The Chicago-based firm will have laid off the workers, mostly in the advisory and tax divisions, by the end of Thursday, the people said. Grant Thornton employs about 9,000 people in the U.S. and more than 68,000 globally.
In the email that first went out informing employees layoffs were coming, all service line leaders were mentioned — Janet Malzone, Renato Zanichelli, and Wade Kruse — so it was assumed cuts would be somewhat evenly spread around, though we did expect Advisory to have a slightly bigger portion. The firm said “pockets of underutilization” drove many of the cuts.
If anyone has more numbers or just would like to vent, reach out.

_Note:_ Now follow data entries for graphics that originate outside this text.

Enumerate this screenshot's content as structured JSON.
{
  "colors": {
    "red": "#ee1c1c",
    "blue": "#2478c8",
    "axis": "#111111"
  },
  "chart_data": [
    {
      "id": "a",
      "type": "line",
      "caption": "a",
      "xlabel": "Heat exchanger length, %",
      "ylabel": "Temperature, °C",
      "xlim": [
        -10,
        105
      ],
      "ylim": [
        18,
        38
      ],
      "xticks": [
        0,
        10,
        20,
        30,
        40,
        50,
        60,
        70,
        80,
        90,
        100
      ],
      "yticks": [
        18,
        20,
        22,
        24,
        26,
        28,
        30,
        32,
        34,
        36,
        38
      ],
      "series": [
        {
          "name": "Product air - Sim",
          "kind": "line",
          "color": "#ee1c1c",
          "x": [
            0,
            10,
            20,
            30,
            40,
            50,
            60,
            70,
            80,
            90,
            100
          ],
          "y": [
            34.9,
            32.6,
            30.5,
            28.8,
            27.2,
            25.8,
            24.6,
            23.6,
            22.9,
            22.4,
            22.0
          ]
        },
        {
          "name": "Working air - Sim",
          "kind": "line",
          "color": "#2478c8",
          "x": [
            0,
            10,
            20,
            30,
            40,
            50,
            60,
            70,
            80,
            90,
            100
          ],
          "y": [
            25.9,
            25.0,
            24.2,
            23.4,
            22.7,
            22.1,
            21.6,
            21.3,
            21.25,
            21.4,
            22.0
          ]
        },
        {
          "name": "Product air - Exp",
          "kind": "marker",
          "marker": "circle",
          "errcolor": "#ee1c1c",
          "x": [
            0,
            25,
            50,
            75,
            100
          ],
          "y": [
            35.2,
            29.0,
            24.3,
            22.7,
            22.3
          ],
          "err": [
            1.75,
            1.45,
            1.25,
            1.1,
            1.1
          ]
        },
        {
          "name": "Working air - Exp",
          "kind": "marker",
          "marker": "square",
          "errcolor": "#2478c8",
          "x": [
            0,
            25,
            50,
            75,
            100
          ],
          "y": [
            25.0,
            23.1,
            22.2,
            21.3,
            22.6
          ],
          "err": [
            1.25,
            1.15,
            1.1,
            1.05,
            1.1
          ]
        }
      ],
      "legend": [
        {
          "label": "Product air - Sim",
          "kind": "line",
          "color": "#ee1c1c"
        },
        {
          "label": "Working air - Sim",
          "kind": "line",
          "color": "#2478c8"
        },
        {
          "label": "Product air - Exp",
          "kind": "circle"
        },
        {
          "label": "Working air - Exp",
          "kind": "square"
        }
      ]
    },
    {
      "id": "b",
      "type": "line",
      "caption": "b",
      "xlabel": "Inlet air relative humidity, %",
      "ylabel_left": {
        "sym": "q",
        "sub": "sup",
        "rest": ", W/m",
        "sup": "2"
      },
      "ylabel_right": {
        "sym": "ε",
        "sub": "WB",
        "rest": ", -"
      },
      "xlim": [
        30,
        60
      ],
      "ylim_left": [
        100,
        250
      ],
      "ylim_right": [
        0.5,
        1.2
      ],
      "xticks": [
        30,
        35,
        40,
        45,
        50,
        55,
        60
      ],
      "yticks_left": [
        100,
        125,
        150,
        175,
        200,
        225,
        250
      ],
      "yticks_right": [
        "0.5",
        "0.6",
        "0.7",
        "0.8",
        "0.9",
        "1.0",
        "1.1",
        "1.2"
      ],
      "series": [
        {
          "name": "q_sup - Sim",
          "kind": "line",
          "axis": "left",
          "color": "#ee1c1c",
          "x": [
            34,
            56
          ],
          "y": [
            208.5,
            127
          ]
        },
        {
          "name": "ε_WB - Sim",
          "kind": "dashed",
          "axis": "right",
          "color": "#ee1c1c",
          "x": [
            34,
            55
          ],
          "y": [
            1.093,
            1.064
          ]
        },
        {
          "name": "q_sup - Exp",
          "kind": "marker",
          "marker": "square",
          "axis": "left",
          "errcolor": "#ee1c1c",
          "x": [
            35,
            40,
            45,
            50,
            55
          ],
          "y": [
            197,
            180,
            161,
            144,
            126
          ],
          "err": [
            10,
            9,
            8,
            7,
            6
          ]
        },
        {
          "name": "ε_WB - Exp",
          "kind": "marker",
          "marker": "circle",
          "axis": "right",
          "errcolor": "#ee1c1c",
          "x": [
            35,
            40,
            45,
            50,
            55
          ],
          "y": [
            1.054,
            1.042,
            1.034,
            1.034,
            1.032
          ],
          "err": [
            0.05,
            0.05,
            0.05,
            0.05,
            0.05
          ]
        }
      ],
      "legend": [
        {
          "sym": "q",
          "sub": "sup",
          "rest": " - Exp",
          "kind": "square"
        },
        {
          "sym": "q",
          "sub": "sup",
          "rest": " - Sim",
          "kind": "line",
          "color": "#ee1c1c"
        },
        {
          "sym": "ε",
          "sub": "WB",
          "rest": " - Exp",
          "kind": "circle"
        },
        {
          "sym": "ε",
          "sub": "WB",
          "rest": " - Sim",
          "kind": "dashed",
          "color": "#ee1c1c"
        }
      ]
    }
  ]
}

Update: A tipster tells us layoffs affected about 120 people in tax, mostly A1s but all levels had some losses. They add:
The worst part was that local partners had no input. All cuts were solely based on utilization and the assumption if you weren’t utilized enough you should be gone. Total ego move by upper management. People are way more upset than past layoffs because of how it was executed (solely based on number on a paper). Trust in all leadership is very low at all levels.